En quelques semaines, cette professeur d’anglais de formation est sortie de l’anonymat pour devenir la rivale numéro 1 de celui qui dirige le pays depuis 26 ans, sans jamais avoir laissé émerger la moindre force d’opposition.
Malgré la victoire écrasante du président sortant annoncée par les autorités, Svetlana Tikhanovskaïa en est persuadée : c’est elle qui l’a emporté. Après avoir félicité ses concitoyens pour avoir « vaincu leur peur, leur apathie, leur indifférence », elle appelle désormais le régime à « réfléchir comment (lui) céder le pouvoir ».
Avant même l’élection, suivie par des heurts entre policiers et manifestants et des arrestations massives, Mme Tikhanovskaïa disait à l’AFP s’attendre à des « fraudes éhontées », « sans espoir » d’un vote juste.
La jeune femme de 37 ans n’avait pourtant pas l’ambition de diriger cette ex-république soviétique de 9,5 millions d’habitants, elle qui a renoncé à sa carrière pour se consacrer à son fils aîné, né malentendant.
Si elle est entrée dans la course, c’est que son mari Sergueï, un vidéo-blogueur en vue, a été emprisonné en mai après avoir fait acte de candidature, lui qui promettait d’écraser « le cafard » Alexandre Loukachenko.
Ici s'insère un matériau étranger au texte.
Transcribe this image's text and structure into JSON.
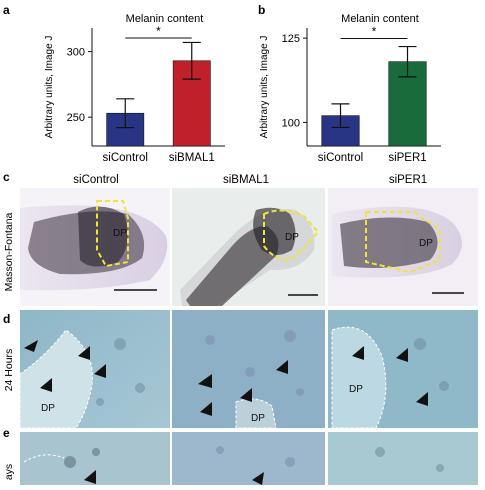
{
  "panels": {
    "a": "a",
    "b": "b",
    "c": "c",
    "d": "d",
    "e": "e"
  },
  "row_labels": {
    "c": "Masson-Fontana",
    "d": "24 Hours",
    "e": "ays"
  },
  "columns": [
    "siControl",
    "siBMAL1",
    "siPER1"
  ],
  "dp_label": "DP",
  "colors": {
    "control_bar": "#283584",
    "bmal1_bar": "#c0202a",
    "per1_bar": "#1a6b3c",
    "dashed_outline": "#f2e23c",
    "arrowheads": "#111111"
  },
  "chart_data": [
    {
      "type": "bar",
      "title": "Melanin content",
      "ylabel": "Arbitrary units, Image J",
      "categories": [
        "siControl",
        "siBMAL1"
      ],
      "values": [
        253,
        293
      ],
      "errors": [
        11,
        14
      ],
      "ylim": [
        228,
        318
      ],
      "yticks": [
        250,
        300
      ],
      "significance": "*"
    },
    {
      "type": "bar",
      "title": "Melanin content",
      "ylabel": "Arbitrary units, Image J",
      "categories": [
        "siControl",
        "siPER1"
      ],
      "values": [
        102,
        118
      ],
      "errors": [
        3.5,
        4.5
      ],
      "ylim": [
        93,
        128
      ],
      "yticks": [
        100,
        125
      ],
      "significance": "*"
    }
  ]
}
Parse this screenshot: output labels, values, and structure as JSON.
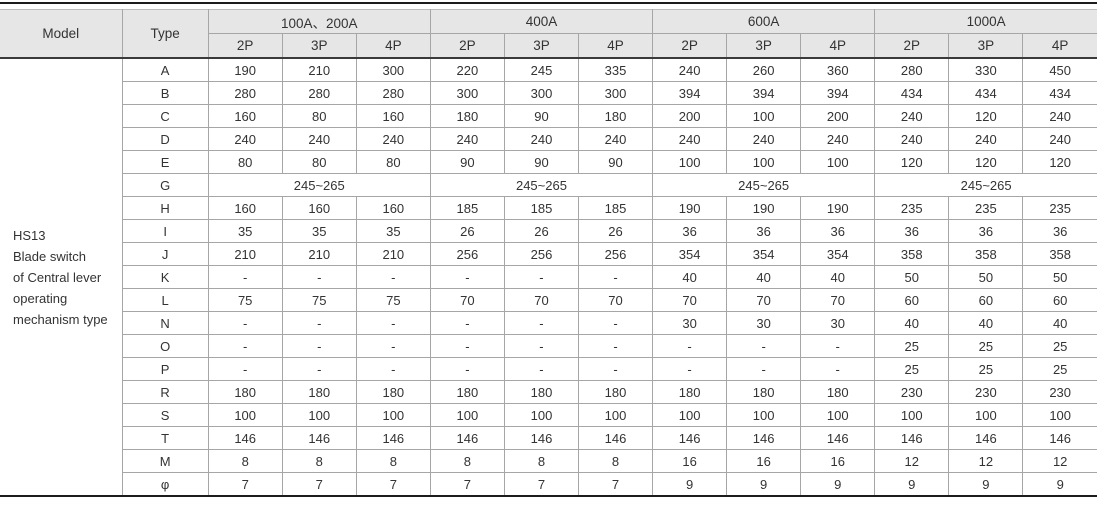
{
  "table": {
    "header": {
      "model_label": "Model",
      "type_label": "Type",
      "groups": [
        "100A、200A",
        "400A",
        "600A",
        "1000A"
      ],
      "pole_labels": [
        "2P",
        "3P",
        "4P"
      ]
    },
    "model_cell": {
      "lines": [
        "HS13",
        "Blade switch",
        "of Central lever",
        "operating",
        "mechanism type"
      ]
    },
    "rows": [
      {
        "type": "A",
        "values": [
          "190",
          "210",
          "300",
          "220",
          "245",
          "335",
          "240",
          "260",
          "360",
          "280",
          "330",
          "450"
        ]
      },
      {
        "type": "B",
        "values": [
          "280",
          "280",
          "280",
          "300",
          "300",
          "300",
          "394",
          "394",
          "394",
          "434",
          "434",
          "434"
        ]
      },
      {
        "type": "C",
        "values": [
          "160",
          "80",
          "160",
          "180",
          "90",
          "180",
          "200",
          "100",
          "200",
          "240",
          "120",
          "240"
        ]
      },
      {
        "type": "D",
        "values": [
          "240",
          "240",
          "240",
          "240",
          "240",
          "240",
          "240",
          "240",
          "240",
          "240",
          "240",
          "240"
        ]
      },
      {
        "type": "E",
        "values": [
          "80",
          "80",
          "80",
          "90",
          "90",
          "90",
          "100",
          "100",
          "100",
          "120",
          "120",
          "120"
        ]
      },
      {
        "type": "G",
        "merged": true,
        "values": [
          "245~265",
          "245~265",
          "245~265",
          "245~265"
        ]
      },
      {
        "type": "H",
        "values": [
          "160",
          "160",
          "160",
          "185",
          "185",
          "185",
          "190",
          "190",
          "190",
          "235",
          "235",
          "235"
        ]
      },
      {
        "type": "I",
        "values": [
          "35",
          "35",
          "35",
          "26",
          "26",
          "26",
          "36",
          "36",
          "36",
          "36",
          "36",
          "36"
        ]
      },
      {
        "type": "J",
        "values": [
          "210",
          "210",
          "210",
          "256",
          "256",
          "256",
          "354",
          "354",
          "354",
          "358",
          "358",
          "358"
        ]
      },
      {
        "type": "K",
        "values": [
          "-",
          "-",
          "-",
          "-",
          "-",
          "-",
          "40",
          "40",
          "40",
          "50",
          "50",
          "50"
        ]
      },
      {
        "type": "L",
        "values": [
          "75",
          "75",
          "75",
          "70",
          "70",
          "70",
          "70",
          "70",
          "70",
          "60",
          "60",
          "60"
        ]
      },
      {
        "type": "N",
        "values": [
          "-",
          "-",
          "-",
          "-",
          "-",
          "-",
          "30",
          "30",
          "30",
          "40",
          "40",
          "40"
        ]
      },
      {
        "type": "O",
        "values": [
          "-",
          "-",
          "-",
          "-",
          "-",
          "-",
          "-",
          "-",
          "-",
          "25",
          "25",
          "25"
        ]
      },
      {
        "type": "P",
        "values": [
          "-",
          "-",
          "-",
          "-",
          "-",
          "-",
          "-",
          "-",
          "-",
          "25",
          "25",
          "25"
        ]
      },
      {
        "type": "R",
        "values": [
          "180",
          "180",
          "180",
          "180",
          "180",
          "180",
          "180",
          "180",
          "180",
          "230",
          "230",
          "230"
        ]
      },
      {
        "type": "S",
        "values": [
          "100",
          "100",
          "100",
          "100",
          "100",
          "100",
          "100",
          "100",
          "100",
          "100",
          "100",
          "100"
        ]
      },
      {
        "type": "T",
        "values": [
          "146",
          "146",
          "146",
          "146",
          "146",
          "146",
          "146",
          "146",
          "146",
          "146",
          "146",
          "146"
        ]
      },
      {
        "type": "M",
        "values": [
          "8",
          "8",
          "8",
          "8",
          "8",
          "8",
          "16",
          "16",
          "16",
          "12",
          "12",
          "12"
        ]
      },
      {
        "type": "φ",
        "values": [
          "7",
          "7",
          "7",
          "7",
          "7",
          "7",
          "9",
          "9",
          "9",
          "9",
          "9",
          "9"
        ]
      }
    ],
    "colors": {
      "header_bg": "#e6e6e6",
      "border_light": "#a6a6a6",
      "border_dark": "#1c1c1c",
      "text": "#333333"
    }
  }
}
Mme Tikhanovskaïa décide alors de reprendre le flambeau « par amour » pour son « coup de foudre » rencontré il y a 16 ans alors qu’elle était étudiante et lui patron d’une boîte de nuit.
Elle réunit les dizaines de milliers de parrainages nécessaires et la Commission électorale valide sa candidature à la surprise générale, quand celles de deux opposants, jugés plus sérieux, sont rejetées.
– « Fatiguée d’avoir peur » –
Mme Tikhanovskaïa se présente comme « une femme ordinaire, une mère, une épouse », qui mène la bataille par devoir malgré les menaces qui l’ont conduite à envoyer à l’étranger sa fille de 5 ans et son fils de 10 ans.
« J’abandonne ma vie tranquille pour (Sergueï), pour nous tous. Je suis fatiguée de tout devoir supporter, je suis fatiguée de me taire, je suis fatiguée d’avoir peur. Et vous ? », demande-t-elle à Minsk sous les vivats d’une foule de dizaines de milliers de personnes le 30 juillet.
Son mari, poursuivi pour des accusations qualifiées de fantaisistes par ses partisans, est toujours incarcéré. Il est désormais accusé d’avoir voulu fomenter des émeutes avec des mercenaires russes.
Sur son programme, Svetlana Tikhanovskaïa est restée vague. Elle a surtout promis la libération des prisonniers politiques, un référendum constitutionnel et l’organisation de nouvelles élections libres.
La relation avec la Russie notamment, grand allié du Bélarus mais dont les relations avec M. Loukachenko se sont considérablement tendues, est un sujet sur lequel elle ne veut pas s’étendre.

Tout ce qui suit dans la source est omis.